Why loose motion & diarrhoea happens
Diarrhoea is your gut emptying itself faster than usual — either because something has irritated it (a virus, food poisoning, contaminated water) or because of an immune reaction (food intolerance, IBS, inflammatory bowel disease). Acute infectious diarrhoea is the commonest cause in India — viruses (rotavirus, norovirus), bacteria (E. coli, Salmonella, Shigella) and parasites (Giardia, Entamoeba). Travellers' diarrhoea after eating roadside food or drinking untreated water is a classic example. Chronic diarrhoea (over 4 weeks) has different causes — IBS, lactose intolerance, coeliac disease, thyroid issues and inflammatory bowel disease all need workup.

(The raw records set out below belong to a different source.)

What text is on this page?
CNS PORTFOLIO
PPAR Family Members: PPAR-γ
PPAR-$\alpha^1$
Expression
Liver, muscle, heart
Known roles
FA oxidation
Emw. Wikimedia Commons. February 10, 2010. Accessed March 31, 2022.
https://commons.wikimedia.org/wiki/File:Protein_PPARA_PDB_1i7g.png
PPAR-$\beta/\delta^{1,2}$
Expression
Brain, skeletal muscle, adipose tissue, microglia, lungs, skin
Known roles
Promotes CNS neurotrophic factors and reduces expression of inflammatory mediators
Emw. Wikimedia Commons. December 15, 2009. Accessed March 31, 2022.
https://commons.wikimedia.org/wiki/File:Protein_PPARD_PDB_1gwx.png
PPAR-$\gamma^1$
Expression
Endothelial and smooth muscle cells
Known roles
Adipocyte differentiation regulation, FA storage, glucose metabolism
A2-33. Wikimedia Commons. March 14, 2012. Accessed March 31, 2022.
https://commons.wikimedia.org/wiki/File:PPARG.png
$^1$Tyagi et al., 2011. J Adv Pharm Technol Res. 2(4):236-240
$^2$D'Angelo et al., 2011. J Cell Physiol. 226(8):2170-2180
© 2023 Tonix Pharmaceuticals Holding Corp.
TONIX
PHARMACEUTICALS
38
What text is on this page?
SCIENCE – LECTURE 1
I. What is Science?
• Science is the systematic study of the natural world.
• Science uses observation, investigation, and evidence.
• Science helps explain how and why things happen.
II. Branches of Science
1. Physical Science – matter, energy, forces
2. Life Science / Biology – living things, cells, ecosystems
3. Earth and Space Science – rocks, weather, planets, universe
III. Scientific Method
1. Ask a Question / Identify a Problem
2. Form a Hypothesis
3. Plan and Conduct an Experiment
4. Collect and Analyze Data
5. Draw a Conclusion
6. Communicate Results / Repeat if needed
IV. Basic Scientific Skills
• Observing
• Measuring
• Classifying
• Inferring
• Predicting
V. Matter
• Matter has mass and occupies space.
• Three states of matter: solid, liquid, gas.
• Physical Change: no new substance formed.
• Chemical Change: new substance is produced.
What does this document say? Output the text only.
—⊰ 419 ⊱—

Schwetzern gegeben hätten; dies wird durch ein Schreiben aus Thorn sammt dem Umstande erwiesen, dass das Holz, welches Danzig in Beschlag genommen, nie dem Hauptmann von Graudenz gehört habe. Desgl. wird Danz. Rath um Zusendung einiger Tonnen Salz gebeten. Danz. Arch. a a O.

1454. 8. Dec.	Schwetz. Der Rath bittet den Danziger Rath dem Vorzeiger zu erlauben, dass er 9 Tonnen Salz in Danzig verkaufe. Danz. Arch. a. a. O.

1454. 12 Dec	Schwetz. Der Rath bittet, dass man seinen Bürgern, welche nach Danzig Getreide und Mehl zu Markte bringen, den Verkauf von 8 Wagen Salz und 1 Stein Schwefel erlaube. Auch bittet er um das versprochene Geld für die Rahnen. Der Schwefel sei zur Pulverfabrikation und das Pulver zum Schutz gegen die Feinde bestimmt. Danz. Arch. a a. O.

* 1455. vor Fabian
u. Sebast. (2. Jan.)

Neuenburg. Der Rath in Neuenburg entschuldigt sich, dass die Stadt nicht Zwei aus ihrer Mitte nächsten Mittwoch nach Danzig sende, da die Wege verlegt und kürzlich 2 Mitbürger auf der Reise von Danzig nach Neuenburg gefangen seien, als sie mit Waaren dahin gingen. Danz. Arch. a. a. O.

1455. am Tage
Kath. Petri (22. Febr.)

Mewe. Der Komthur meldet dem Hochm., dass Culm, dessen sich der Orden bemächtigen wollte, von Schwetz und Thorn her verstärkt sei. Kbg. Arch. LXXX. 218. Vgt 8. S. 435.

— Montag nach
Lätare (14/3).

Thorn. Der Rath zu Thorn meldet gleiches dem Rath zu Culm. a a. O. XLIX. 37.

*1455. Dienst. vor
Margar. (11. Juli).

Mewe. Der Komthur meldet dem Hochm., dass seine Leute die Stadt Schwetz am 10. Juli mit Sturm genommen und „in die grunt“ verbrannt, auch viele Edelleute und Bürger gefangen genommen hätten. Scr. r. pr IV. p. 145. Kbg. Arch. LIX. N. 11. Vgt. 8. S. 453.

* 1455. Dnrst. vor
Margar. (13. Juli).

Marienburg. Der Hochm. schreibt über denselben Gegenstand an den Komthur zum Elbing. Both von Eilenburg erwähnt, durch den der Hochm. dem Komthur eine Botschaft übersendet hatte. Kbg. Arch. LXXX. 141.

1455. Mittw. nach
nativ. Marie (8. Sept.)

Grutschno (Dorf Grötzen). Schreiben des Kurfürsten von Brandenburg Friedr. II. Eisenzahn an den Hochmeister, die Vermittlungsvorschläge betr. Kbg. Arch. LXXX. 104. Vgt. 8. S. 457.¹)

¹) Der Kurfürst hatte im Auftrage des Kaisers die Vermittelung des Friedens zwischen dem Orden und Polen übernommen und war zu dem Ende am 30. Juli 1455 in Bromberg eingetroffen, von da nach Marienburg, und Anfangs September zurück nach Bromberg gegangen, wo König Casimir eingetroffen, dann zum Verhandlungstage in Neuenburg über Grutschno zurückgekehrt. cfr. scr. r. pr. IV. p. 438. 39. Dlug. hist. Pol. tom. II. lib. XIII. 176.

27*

What helps — OTC options & advice
ORS is the single most important treatment — one sachet in exactly 200 ml of clean water, sipped throughout the day. Even if you can't eat, keep drinking ORS. Each loose stool roughly replaces with one glass. Probiotics like Saccharomyces boulardii (Econorm) or Lactobacillus combinations (Vibact, Sporolac) shorten the duration of acute diarrhoea by 1-2 days. Zinc supplements (Zincovit, Z&D Syrup) help recovery, particularly in children — 20 mg daily for 10-14 days. Loperamide (Imodium) is an anti-motility drug that reduces the number of loose motions — useful before a long journey when you can't access a toilet, but it's NOT the right approach for infectious diarrhoea where your body needs to clear the bug. Don't use loperamide if there's blood in the stool or fever. Antibiotics are only needed for confirmed bacterial diarrhoea (dysentery with blood/mucus, prolonged Giardia infection) and should be a doctor's call — taking antibiotics for viral diarrhoea makes things worse by killing gut bacteria.